Pursued is a 1947 western that sometimes gets described as a noir western. We shall see.

It was directed by Raoul Walsh and photographed by James Wong Howe so you expect it to be visually impressive, and it is. The movie was shot in black-and-white in the 1.37:1 aspect ratio.

It was written by Niven Busch, a fine screenwriter who also wrote some great western novels including Duel in the Sun and The Furies, both of which were made into excellent movies.

It opens with a man obviously on the run from someone. The man is Jeb Rand (Robert Mitchum). A girl has come to him with some food and other necessities. She tells him he has to get as far away from here as possible but that he can’t go with him. We then get the backstory an extended flashback.

It begins in Jeb’s childhood. Something very bad happened. He was taken in by Mrs Callum (Judith Anderson) and raised with her son Adam and her daughter Thor (Teresa Wright) on a ranch just outside the town of Lone Horse.

Shortly afterwards, for no reason whatsoever, someone tries to shoot the young Jeb.

Jeb grows up. Mrs Callum’s ranch thrives. Then war with Spain comes. Jeb is sent off to fight and comes back a hero.

Jeb and Thor want to marry. Thor wants a long courtship. Jeb wants to get married straight away. He then wants them to move away. He doesn’t know why but he is sure something bad is going to happen. He is still troubled by bad dreams.

Jeb isn’t paranoid. There’s someone from his past who has spent years plotting against him, and he’s right here in Lone Horse.

There is tension between Jeb and Adam, which leads to a major confrontation.

There are shootings but Jeb can’t figure out why these things are happening. He ends up going into partnership with Honest Jack Dingle (Alan Hale) in a gambling saloon.

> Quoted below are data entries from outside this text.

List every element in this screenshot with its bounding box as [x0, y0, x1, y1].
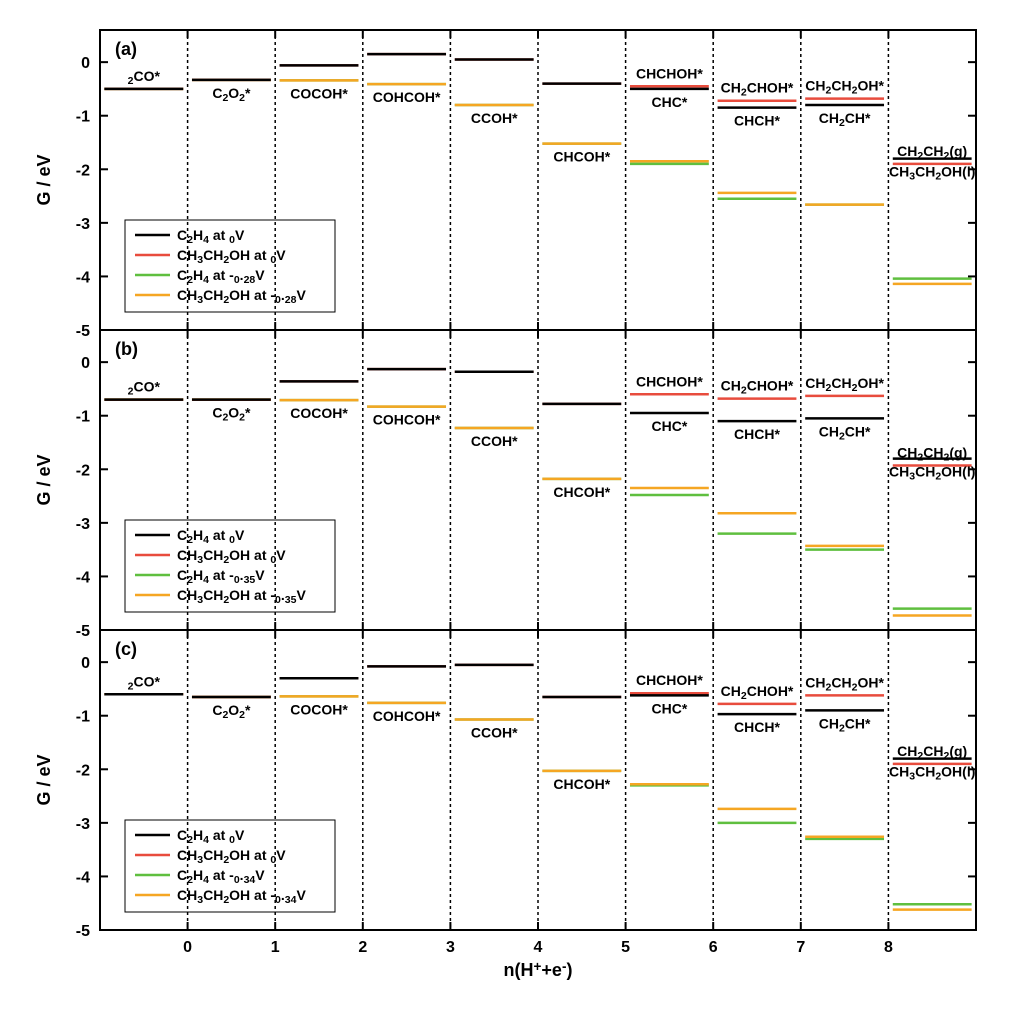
svg-text:CH3CH2OH(l): CH3CH2OH(l) — [889, 764, 975, 783]
svg-text:2: 2 — [358, 939, 367, 956]
svg-text:COHCOH*: COHCOH* — [373, 412, 441, 428]
svg-text:4: 4 — [534, 939, 543, 956]
svg-text:CH2CH2OH*: CH2CH2OH* — [805, 78, 884, 97]
svg-text:-2: -2 — [76, 162, 90, 179]
svg-text:-5: -5 — [76, 923, 90, 940]
svg-text:7: 7 — [796, 939, 805, 956]
svg-text:-3: -3 — [76, 816, 90, 833]
svg-text:CCOH*: CCOH* — [471, 110, 518, 126]
svg-text:C2H4 at -0.35V: C2H4 at -0.35V — [177, 567, 265, 586]
panel-c: -5 -4 -3 -2 -1 0 G / eV (c) 2CO* C2O2* COCOH* COHCO… — [34, 630, 976, 940]
svg-text:-5: -5 — [76, 323, 90, 340]
svg-text:CHCH*: CHCH* — [734, 426, 780, 442]
svg-text:CHCHOH*: CHCHOH* — [636, 373, 703, 389]
svg-text:CH3CH2OH at 0V: CH3CH2OH at 0V — [177, 247, 286, 266]
svg-text:CH2CHOH*: CH2CHOH* — [721, 80, 794, 99]
svg-text:G / eV: G / eV — [34, 154, 54, 205]
svg-text:-4: -4 — [76, 269, 90, 286]
svg-text:-3: -3 — [76, 216, 90, 233]
svg-text:-1: -1 — [76, 409, 90, 426]
svg-text:2CO*: 2CO* — [128, 379, 161, 398]
svg-text:-2: -2 — [76, 462, 90, 479]
svg-text:5: 5 — [621, 939, 630, 956]
svg-text:n(H++e-): n(H++e-) — [504, 959, 573, 980]
svg-text:2CO*: 2CO* — [128, 68, 161, 87]
svg-text:CHCOH*: CHCOH* — [553, 484, 610, 500]
svg-text:CH2CH2(g): CH2CH2(g) — [897, 445, 967, 464]
svg-text:CHCHOH*: CHCHOH* — [636, 672, 703, 688]
svg-text:-1: -1 — [76, 709, 90, 726]
svg-text:CHCOH*: CHCOH* — [553, 776, 610, 792]
svg-text:CCOH*: CCOH* — [471, 433, 518, 449]
svg-text:COCOH*: COCOH* — [290, 701, 348, 717]
svg-text:C2H4 at -0.28V: C2H4 at -0.28V — [177, 267, 265, 286]
svg-text:C2O2*: C2O2* — [212, 85, 251, 104]
svg-text:-5: -5 — [76, 623, 90, 640]
svg-text:1: 1 — [271, 939, 280, 956]
svg-text:G / eV: G / eV — [34, 454, 54, 505]
svg-text:CH3CH2OH at -0.35V: CH3CH2OH at -0.35V — [177, 587, 306, 606]
svg-text:(c): (c) — [115, 639, 137, 659]
svg-text:0: 0 — [81, 655, 90, 672]
svg-text:CHCHOH*: CHCHOH* — [636, 65, 703, 81]
svg-text:CH3CH2OH at 0V: CH3CH2OH at 0V — [177, 847, 286, 866]
svg-text:CHCH*: CHCH* — [734, 113, 780, 129]
svg-text:-3: -3 — [76, 516, 90, 533]
svg-text:CH3CH2OH at -0.34V: CH3CH2OH at -0.34V — [177, 887, 306, 906]
svg-text:COCOH*: COCOH* — [290, 85, 348, 101]
svg-text:0: 0 — [183, 939, 192, 956]
svg-text:2CO*: 2CO* — [128, 673, 161, 692]
svg-text:(a): (a) — [115, 39, 137, 59]
svg-text:-4: -4 — [76, 569, 90, 586]
svg-text:C2O2*: C2O2* — [212, 405, 251, 424]
svg-text:CHCH*: CHCH* — [734, 719, 780, 735]
panel-b: -5 -4 -3 -2 -1 0 G / eV (b) 2CO* C2O2* COCOH* COHCO… — [34, 330, 976, 640]
svg-text:-2: -2 — [76, 762, 90, 779]
svg-text:-1: -1 — [76, 109, 90, 126]
svg-text:CH2CH*: CH2CH* — [819, 110, 871, 129]
svg-text:0: 0 — [81, 355, 90, 372]
svg-text:CH2CH*: CH2CH* — [819, 423, 871, 442]
svg-text:CH2CH2(g): CH2CH2(g) — [897, 143, 967, 162]
svg-text:CH2CH2OH*: CH2CH2OH* — [805, 674, 884, 693]
svg-text:CH3CH2OH(l): CH3CH2OH(l) — [889, 464, 975, 483]
svg-text:CH3CH2OH at -0.28V: CH3CH2OH at -0.28V — [177, 287, 306, 306]
svg-text:CH2CH2(g): CH2CH2(g) — [897, 743, 967, 762]
svg-text:COHCOH*: COHCOH* — [373, 89, 441, 105]
svg-text:CH3CH2OH at 0V: CH3CH2OH at 0V — [177, 547, 286, 566]
svg-text:CH2CH*: CH2CH* — [819, 715, 871, 734]
svg-text:CHCOH*: CHCOH* — [553, 149, 610, 165]
svg-text:-4: -4 — [76, 869, 90, 886]
energy-diagram-figure: -5 -4 -3 -2 -1 0 G / eV (a) 2CO* C2O2* COCOH* COHCO… — [20, 20, 996, 997]
svg-text:8: 8 — [884, 939, 893, 956]
svg-text:CHC*: CHC* — [652, 94, 688, 110]
svg-text:CHC*: CHC* — [652, 418, 688, 434]
svg-text:6: 6 — [709, 939, 718, 956]
svg-text:CH2CHOH*: CH2CHOH* — [721, 683, 794, 702]
svg-text:C2H4 at -0.34V: C2H4 at -0.34V — [177, 867, 265, 886]
svg-text:CHC*: CHC* — [652, 700, 688, 716]
svg-text:C2O2*: C2O2* — [212, 702, 251, 721]
svg-text:CH2CHOH*: CH2CHOH* — [721, 378, 794, 397]
svg-text:(b): (b) — [115, 339, 138, 359]
svg-text:COHCOH*: COHCOH* — [373, 708, 441, 724]
svg-text:3: 3 — [446, 939, 455, 956]
panel-a: -5 -4 -3 -2 -1 0 G / eV (a) 2CO* C2O2* COCOH* COHCO… — [34, 30, 976, 340]
svg-text:CH3CH2OH(l): CH3CH2OH(l) — [889, 164, 975, 183]
svg-text:CCOH*: CCOH* — [471, 724, 518, 740]
svg-text:G / eV: G / eV — [34, 754, 54, 805]
svg-text:CH2CH2OH*: CH2CH2OH* — [805, 375, 884, 394]
chart-svg: -5 -4 -3 -2 -1 0 G / eV (a) 2CO* C2O2* COCOH* COHCO… — [20, 20, 996, 997]
svg-text:0: 0 — [81, 55, 90, 72]
svg-text:COCOH*: COCOH* — [290, 405, 348, 421]
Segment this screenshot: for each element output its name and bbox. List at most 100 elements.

Things get weird between Jeb and Thor. There’s another shooting. And eventually Jeb ends up back at his childhood home for a kind of climactic showdown.

Some movies makes the mistake of revealing too much too soon. This movie perhaps conceals things for too long so that the behaviour of most of the characters is so incomprehensible that it’s hard to get engaged with the story.

There are obvious affinities with film noir, especially the use of the extended flashback. What strikes me much more forcibly are the film’s affinities with Spellbound. Hitchcock had made Spellbound just two years earlier and it was a major hit. Like Hitchcock’s film Pursued deals with a man haunted by traumatic childhood events which he cannot clearly remember or understand. And like Spellbound Pursued includes dream sequences.

Pursued also resembles Spellbound in being a muddled mess. Jeb has no idea what is going on in his head and nor do we. His behaviour is bizarre. Thor’s behaviour is bizarre. There’s a sinister character with a grudge against Jeb but the reasons for the grudge are obscure. When we find out the reason we can’t help thinking he’s been holding a grudge against the wrong person.

One interesting aspect to this movie is that there are several gunfights but not one of them is a fair fight. These are not the formalised duels you get in so many westerns. These are ambushes. You don’t give the other fellow a chance to draw his gun. You just plug him, preferably in the back.

Mitchum is OK. Teresa Wright is truly awful.

There really is nothing remotely film noir about Pursued. It’s more of an attempt at a psychological thriller western. Or a psycho-sexual thriller with the sexual bits left out. It has the hallmarks of a screenplay that had been butchered by the Production Code Authority or the studio. It just gives the impression that the characters’ actions are not sufficiently motivated. I suspect that there may been some more obviously Freudian themes that got watered down to the point of virtual non-existence.

For me Pursued is an interesting movie but a bit disappointing. It just doesn’t quite work. It’s still worth a look.

The Olive Films Blu-Ray looks great.